Reputation: 127
For the sake of learning, I'm trying to implement my own simple Tokenize function with CStrings. I currently have this file:
11111
22222
(ENDWPT)
222222
333333
(ENDWPT)
6060606
ggggggg
hhhhhhh
(ENDWPT)
iiiiiii
jjjjjjj
kkkkkkk
lllllll
mmmmmmm
nnnnnnn
Which I would like to be tokenized with the delimiter (ENDWPT). I coded the following function, which attempts to find the delimiter position, then add the delimiter length and extract the text to this position. After that, update a counter that is used so that the next time the function is called it begins searching for the delimiter from the previous index. The function looks like this:
bool MyTokenize(CString strText, CString& strOut, int& iCount)
{
CString strDelimiter = L"(ENDWPT)";
int iIndex = strText.Find(strDelimiter, iCount);
if (iIndex != -1)
{
iIndex += strDelimiter.GetLength();
strOut = strText.Mid(iCount, iIndex);
iCount = iIndex;
return true;
}
return false;
}
And is being called like so:
int nCount = 0;
while ((MyTokenize(strText, strToken, nCount)) == true)
{
// Handle tokenized strings here
}
Right now, the function is splitting the strings in the wrong way, I think it is because Find()
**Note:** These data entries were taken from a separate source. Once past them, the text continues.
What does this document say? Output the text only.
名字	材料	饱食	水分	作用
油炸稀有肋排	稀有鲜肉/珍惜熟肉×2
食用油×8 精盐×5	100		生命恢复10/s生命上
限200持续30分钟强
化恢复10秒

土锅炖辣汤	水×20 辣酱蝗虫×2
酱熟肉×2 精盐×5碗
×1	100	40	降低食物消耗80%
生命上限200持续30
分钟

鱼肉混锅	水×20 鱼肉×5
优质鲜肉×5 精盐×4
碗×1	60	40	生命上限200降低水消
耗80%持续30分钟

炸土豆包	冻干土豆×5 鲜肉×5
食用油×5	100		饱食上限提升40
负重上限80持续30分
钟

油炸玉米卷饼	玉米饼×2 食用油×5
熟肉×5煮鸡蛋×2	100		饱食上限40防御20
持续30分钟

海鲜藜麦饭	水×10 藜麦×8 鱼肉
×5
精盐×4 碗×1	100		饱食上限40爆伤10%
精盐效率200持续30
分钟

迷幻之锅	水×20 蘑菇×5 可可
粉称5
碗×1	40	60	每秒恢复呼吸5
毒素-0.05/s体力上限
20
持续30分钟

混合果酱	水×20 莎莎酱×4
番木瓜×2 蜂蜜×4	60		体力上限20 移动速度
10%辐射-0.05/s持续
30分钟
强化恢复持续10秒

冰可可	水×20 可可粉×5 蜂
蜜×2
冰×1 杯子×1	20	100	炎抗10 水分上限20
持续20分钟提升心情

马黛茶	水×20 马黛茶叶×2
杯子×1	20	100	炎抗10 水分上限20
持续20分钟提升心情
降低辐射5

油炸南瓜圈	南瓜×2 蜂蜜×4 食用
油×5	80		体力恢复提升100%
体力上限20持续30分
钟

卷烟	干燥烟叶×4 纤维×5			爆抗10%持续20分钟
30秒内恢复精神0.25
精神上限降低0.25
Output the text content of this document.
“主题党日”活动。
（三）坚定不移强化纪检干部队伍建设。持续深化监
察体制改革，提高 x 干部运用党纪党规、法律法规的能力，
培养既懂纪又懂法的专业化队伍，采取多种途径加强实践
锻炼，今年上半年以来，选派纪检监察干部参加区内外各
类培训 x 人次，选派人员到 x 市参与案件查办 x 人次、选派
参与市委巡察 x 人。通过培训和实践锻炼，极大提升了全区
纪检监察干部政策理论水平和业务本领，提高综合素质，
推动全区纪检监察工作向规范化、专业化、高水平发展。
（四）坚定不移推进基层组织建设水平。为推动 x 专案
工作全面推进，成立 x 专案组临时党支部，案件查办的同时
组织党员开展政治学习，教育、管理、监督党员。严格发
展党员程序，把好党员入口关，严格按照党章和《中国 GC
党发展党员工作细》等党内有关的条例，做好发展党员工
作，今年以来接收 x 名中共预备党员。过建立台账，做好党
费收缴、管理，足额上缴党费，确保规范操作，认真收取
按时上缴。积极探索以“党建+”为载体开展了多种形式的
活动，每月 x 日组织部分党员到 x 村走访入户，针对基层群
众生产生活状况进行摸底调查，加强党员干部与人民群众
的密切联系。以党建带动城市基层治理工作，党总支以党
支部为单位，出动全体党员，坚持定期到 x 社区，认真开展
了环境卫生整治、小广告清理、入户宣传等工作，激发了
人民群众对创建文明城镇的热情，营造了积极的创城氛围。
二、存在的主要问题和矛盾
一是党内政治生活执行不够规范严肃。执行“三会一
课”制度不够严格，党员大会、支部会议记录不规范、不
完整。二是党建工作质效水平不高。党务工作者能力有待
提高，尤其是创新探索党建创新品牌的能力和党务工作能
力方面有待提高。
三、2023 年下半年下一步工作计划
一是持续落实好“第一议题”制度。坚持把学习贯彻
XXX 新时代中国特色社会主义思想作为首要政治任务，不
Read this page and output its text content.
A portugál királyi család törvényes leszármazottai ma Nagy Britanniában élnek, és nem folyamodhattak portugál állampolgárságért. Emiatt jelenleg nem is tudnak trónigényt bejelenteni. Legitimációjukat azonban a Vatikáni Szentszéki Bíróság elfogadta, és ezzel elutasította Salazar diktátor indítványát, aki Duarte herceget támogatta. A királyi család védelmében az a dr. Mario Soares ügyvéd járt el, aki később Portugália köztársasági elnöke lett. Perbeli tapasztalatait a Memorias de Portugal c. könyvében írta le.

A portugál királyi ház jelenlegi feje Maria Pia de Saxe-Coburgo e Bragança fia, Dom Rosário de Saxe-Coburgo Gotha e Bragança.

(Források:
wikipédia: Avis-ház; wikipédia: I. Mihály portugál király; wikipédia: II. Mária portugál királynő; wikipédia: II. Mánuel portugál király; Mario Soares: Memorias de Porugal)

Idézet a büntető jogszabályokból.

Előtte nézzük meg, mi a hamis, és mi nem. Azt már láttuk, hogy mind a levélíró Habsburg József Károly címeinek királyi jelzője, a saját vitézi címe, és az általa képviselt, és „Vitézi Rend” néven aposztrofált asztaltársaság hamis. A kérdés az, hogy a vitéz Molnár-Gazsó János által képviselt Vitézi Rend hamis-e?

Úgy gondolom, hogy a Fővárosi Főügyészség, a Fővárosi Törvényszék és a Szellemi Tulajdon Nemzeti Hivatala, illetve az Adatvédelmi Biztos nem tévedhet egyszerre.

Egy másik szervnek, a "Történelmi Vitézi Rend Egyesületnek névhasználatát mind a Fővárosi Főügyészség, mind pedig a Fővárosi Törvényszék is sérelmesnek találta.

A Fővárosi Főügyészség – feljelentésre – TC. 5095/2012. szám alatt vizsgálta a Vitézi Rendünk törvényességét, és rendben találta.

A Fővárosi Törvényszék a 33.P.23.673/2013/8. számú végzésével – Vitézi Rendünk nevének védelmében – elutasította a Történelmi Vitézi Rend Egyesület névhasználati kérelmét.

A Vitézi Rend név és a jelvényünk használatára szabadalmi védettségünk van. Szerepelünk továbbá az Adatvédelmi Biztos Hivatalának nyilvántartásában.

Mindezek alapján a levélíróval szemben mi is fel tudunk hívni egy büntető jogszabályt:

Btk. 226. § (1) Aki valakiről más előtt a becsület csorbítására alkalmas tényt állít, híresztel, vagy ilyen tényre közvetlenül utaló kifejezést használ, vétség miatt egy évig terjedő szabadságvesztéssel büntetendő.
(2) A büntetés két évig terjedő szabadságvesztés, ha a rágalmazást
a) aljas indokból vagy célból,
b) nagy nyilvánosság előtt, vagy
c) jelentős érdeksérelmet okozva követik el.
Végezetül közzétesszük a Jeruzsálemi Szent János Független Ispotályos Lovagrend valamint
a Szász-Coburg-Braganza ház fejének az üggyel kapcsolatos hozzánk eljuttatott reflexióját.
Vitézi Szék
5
may be returning the wrong index. I think it should be returning 12, but it is actually returning 14??.
I ran out of ideas, if anyone can figure this out I would really appreciate it.
Upvotes: 2
Views: 918
Reputation: 31629
If delimiter is found (iIndex
) then read iIndex - iCount
count, starting from (iCount
). Then modify iCount
if(iIndex != -1)
{
strOut = strText.Mid(iCount, iIndex - iCount);
iCount = iIndex + strDelimiter.GetLength();
return true;
}
The source string may not end with delimiter, it needs a special case for that.
You can also pick better names to match the usage for CString::Mid(int nFirst, int nCount)
to make it easier to understand. MFC uses camelCase
coding style, with type identifiers in front of variables, which is unnecessary in C++, I'll avoid it in this example:
bool MyTokenize(CString &source, CString& token, int& first)
{
CString delimeter = L"(ENDWPT)";
int end = source.Find(delimeter, first);
if(end != -1)
{
int count = end - first;
token = source.Mid(first, count);
first = end + delimeter.GetLength();
return true;
}
else
{
int count = source.GetLength() - first;
if(count <= 0)
return false;
token = source.Mid(first, count);
first = source.GetLength();
return true;
}
}
...
int first = 0;
CString source = ...
CString token;
while(MyTokenize(source, token, first))
{
// Handle tokenized strings here
}
Upvotes: 2